Later that night the knob slowly turned and the door open, she came to us.

Tests confirmed the greatest of fears; a massive bleed, a stroke, it didn’t matter what it was called. Looking at the MRI there was much more black and very little brain left. It had destroyed his ability to move, talk or see, maybe he was able to hear we did not know. The only reason he was alive was the vent. But he was still there; I could feel him, inside his useless body. The monitor would show from time to time his blood pressure rising. I would hold and talk to him and the pressure would come down. This boy of almost nine trusted me with his life. The thought had never occurred to me---- we had spent, since the first time our eyes laid on him, giving him the best life he could have.

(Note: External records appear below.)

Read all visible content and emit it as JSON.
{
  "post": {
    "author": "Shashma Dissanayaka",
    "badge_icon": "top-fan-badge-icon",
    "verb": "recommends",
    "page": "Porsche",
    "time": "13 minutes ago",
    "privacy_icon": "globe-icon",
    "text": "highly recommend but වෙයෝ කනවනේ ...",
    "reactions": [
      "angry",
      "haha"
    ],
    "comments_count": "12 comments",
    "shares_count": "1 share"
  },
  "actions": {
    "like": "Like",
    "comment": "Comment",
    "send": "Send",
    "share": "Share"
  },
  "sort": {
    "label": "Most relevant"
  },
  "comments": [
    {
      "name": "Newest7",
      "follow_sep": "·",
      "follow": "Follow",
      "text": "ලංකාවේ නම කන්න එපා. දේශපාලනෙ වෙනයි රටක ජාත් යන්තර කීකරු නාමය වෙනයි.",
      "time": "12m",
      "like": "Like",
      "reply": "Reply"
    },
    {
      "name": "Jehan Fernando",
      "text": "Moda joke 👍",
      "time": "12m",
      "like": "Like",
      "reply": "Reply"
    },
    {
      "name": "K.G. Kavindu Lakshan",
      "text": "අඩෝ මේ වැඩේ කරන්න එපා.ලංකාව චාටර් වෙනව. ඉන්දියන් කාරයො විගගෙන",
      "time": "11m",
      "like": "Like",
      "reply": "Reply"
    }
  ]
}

It would have been easier to keep him in his room playing with his toys. But we bought him a bike. I wanted him to feel the air flowing through his hair as I did many years before. I would carry him on my back down to the beach. For Halloween we would transport him from house to house in the wheelbarrow. He would get upset coming home from school and finding the clues that Kim had played in his closet with his toys. There was a time he was angry with Kim because she didn’t have a heart like his. With the four of us there, I told him it wasn’t Kim fault, nor his fault or his mothers’ or mine. But we were all a part of it and we would all get through it together.

In the middle of the night, he would sometime crawl into bed with us. I remember lying there with my arm around him. At the end of each day I would recite The Night Before Christmas. Kim would be on my left Matt on the right as we lay in bed. There was once a time in the wee hours of a morning I was feeding Kim her bottle, the wood stove dimly lite the room, there was a peaceful feeling. Matt came from his room and climbed upon my lap and slept. And so I rocked and rocked the two of them, I would like to be there now.

The thought and realization of my son being trapped inside a worn out body and the fear he would have, was unbearable. Then came the thought never before thought of. In the mist of it all I found myself in a place and time sitting in silence, as all things seemed to moving around me without the feeling of time or understanding. Looking, staring at my son’s body lying on a bed, as a machine breathed for him, tears came from my eyes in the hidden darken spaces I had found, in the hallways of hospitals and ICU’s.

It seems now that it was a physical change that took place inside the molecular makeup of my being when my purpose changed from that of giving Matt the highest and greatest quality of life to that of ending it.